Religion
- Affiliation: Hinduism

Location
- Location: Bloomington
- State: Illinois
- Country: United States
- Interactive map of Hindu Temple of Bloomington-Normal
- Coordinates: 40°27′18″N 88°54′56″W﻿ / ﻿40.454998°N 88.915458°W

Architecture
- Completed: 2014; 12 years ago

Website
- www.ourhindutemple.org

= Hindu Temple of Bloomington-Normal =

Hindu Temple of Bloomington-Normal is a Hindu Temple located in Bloomington, Illinois and serves the Hindu population of the Bloomington-Normal Metropolitan Area. It is located at 1815 Tullamore Ave, in Bloomington, Illinois.

==History==
Since 1978, the Hindu population of Bloomington-Normal had planned to build a permanent Hindu temple for the Bloomington-Normal area. In 2006, an organization for the Hindu Temple of Bloomington-Normal was created to facilitate the creation of the Hindu Temple and fundraising.
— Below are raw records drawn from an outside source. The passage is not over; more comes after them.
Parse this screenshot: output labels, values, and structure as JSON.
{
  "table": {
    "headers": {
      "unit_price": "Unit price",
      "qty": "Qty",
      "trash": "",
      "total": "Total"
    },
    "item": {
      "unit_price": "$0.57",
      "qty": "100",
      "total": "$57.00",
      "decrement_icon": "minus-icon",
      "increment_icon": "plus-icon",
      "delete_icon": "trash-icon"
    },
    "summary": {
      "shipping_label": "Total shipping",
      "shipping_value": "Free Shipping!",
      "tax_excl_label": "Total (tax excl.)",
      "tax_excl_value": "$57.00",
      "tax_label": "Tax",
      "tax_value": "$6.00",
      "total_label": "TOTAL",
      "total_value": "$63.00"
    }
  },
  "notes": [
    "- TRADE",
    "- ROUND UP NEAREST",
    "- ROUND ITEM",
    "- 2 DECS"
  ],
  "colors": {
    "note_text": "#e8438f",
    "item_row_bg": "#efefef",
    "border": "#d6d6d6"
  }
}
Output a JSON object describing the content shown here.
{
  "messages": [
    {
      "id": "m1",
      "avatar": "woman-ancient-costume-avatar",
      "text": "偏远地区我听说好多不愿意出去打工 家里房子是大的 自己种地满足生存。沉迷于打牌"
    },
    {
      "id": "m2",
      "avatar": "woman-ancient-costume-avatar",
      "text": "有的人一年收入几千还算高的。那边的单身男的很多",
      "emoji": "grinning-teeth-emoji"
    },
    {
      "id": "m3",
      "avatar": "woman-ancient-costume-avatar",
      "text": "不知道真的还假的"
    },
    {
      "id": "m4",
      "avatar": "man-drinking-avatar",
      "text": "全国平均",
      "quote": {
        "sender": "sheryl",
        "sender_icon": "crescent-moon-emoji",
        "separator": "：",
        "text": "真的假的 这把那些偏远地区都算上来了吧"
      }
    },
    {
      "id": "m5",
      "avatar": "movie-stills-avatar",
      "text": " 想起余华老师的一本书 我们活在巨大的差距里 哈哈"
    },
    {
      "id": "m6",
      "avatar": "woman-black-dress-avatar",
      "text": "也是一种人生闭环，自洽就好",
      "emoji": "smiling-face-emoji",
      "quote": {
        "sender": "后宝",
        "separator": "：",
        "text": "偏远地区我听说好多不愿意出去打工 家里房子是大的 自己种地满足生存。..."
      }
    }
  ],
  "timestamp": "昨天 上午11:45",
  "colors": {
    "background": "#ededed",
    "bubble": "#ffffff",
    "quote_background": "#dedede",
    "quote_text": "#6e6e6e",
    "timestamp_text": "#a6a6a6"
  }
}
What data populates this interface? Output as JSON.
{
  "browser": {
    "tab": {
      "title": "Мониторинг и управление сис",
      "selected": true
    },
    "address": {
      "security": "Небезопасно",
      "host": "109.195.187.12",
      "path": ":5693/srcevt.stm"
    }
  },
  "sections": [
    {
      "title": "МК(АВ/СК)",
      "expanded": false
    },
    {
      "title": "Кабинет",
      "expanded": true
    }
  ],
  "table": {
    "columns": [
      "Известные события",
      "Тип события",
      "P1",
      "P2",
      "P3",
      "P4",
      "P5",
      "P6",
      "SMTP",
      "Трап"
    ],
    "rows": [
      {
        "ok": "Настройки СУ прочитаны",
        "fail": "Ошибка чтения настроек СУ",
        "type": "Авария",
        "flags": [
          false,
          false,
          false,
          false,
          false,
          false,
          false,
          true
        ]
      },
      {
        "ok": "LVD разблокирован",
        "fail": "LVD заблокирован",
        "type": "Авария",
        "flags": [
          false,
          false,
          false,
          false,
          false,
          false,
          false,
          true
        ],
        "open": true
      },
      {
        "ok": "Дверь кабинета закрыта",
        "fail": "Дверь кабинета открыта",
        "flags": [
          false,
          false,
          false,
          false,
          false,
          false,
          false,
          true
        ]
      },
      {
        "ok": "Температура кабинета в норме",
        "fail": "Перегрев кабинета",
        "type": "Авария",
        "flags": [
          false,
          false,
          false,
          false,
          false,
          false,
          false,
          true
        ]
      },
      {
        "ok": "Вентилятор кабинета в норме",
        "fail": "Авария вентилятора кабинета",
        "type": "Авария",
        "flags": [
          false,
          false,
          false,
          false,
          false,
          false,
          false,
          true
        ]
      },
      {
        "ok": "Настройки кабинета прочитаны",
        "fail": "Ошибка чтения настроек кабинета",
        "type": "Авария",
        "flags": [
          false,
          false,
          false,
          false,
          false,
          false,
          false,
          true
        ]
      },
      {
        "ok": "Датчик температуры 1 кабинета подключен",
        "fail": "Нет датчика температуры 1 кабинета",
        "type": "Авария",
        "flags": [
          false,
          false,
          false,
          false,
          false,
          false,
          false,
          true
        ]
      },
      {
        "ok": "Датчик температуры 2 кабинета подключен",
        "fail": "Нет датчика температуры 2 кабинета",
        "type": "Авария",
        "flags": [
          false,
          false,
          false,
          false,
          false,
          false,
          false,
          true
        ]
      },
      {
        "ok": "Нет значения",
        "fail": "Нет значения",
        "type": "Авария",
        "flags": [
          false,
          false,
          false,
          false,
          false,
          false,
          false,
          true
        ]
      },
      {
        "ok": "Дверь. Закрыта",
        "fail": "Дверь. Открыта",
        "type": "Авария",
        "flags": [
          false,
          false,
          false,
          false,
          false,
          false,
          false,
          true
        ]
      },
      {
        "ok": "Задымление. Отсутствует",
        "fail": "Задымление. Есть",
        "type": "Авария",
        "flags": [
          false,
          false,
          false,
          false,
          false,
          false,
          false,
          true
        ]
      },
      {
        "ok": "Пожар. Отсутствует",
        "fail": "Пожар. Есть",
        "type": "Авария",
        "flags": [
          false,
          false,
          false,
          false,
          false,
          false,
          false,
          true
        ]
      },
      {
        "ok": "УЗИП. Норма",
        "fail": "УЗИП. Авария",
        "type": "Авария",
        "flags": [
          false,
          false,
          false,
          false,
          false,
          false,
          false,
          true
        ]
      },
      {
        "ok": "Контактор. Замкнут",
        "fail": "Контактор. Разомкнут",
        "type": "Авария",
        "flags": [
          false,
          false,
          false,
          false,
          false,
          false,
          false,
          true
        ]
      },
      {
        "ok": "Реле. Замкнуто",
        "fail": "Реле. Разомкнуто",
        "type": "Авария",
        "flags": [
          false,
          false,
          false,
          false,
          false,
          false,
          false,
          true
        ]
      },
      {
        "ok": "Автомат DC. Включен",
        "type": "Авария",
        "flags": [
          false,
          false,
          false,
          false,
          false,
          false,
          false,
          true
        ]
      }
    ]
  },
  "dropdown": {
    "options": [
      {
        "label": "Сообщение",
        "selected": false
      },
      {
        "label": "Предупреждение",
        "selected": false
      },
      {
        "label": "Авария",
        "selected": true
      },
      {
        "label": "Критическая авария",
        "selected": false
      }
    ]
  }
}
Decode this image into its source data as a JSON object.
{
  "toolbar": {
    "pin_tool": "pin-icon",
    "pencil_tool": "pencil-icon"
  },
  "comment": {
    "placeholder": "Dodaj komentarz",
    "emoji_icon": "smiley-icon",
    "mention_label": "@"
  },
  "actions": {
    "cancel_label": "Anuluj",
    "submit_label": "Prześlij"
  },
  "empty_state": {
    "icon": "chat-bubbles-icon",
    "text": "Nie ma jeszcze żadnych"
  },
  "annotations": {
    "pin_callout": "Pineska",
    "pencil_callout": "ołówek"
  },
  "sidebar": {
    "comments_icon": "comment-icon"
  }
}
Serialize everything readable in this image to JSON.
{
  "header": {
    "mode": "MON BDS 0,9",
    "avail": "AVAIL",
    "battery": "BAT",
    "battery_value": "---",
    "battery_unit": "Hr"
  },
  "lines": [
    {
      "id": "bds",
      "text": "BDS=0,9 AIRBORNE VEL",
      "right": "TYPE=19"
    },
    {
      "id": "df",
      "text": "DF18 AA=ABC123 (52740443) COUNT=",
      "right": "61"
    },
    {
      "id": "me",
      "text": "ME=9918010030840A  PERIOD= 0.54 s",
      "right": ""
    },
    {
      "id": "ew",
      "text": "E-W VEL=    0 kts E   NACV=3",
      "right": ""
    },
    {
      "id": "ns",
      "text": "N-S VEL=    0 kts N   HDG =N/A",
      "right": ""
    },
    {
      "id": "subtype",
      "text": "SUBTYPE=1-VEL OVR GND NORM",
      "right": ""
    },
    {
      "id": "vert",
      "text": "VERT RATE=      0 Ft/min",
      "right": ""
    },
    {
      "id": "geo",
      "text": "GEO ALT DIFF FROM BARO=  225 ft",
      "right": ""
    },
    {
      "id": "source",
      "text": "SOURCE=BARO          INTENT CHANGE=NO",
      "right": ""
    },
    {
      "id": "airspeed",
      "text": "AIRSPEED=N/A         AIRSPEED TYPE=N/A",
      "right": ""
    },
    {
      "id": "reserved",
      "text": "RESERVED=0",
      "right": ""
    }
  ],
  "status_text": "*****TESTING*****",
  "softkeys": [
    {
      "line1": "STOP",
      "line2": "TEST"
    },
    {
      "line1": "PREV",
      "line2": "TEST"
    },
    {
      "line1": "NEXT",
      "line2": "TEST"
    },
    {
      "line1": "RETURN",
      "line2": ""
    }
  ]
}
In 2007, a website was created for the Hindu Temple. In 2009, the temple acquired 2.75 acres and began the process of purification of the land. The temple was given a building permit for $700,000 in June 2013. In April 2014, the Hindu Temple was finally built and opening ceremonies were held.

==Design==
The Hindu Temple was designed to be non-sectarian and multi-use. The Hindu Temple has a conference room, kitchen, dining area, stage, library and several rooms dedicated to teach Sunday School, Yoga and Indian cultural classes. Since the temple is non-sectarian, it houses several Hindu deities from various sects and regions of India. There is also a space dedicated for Jains to worship at.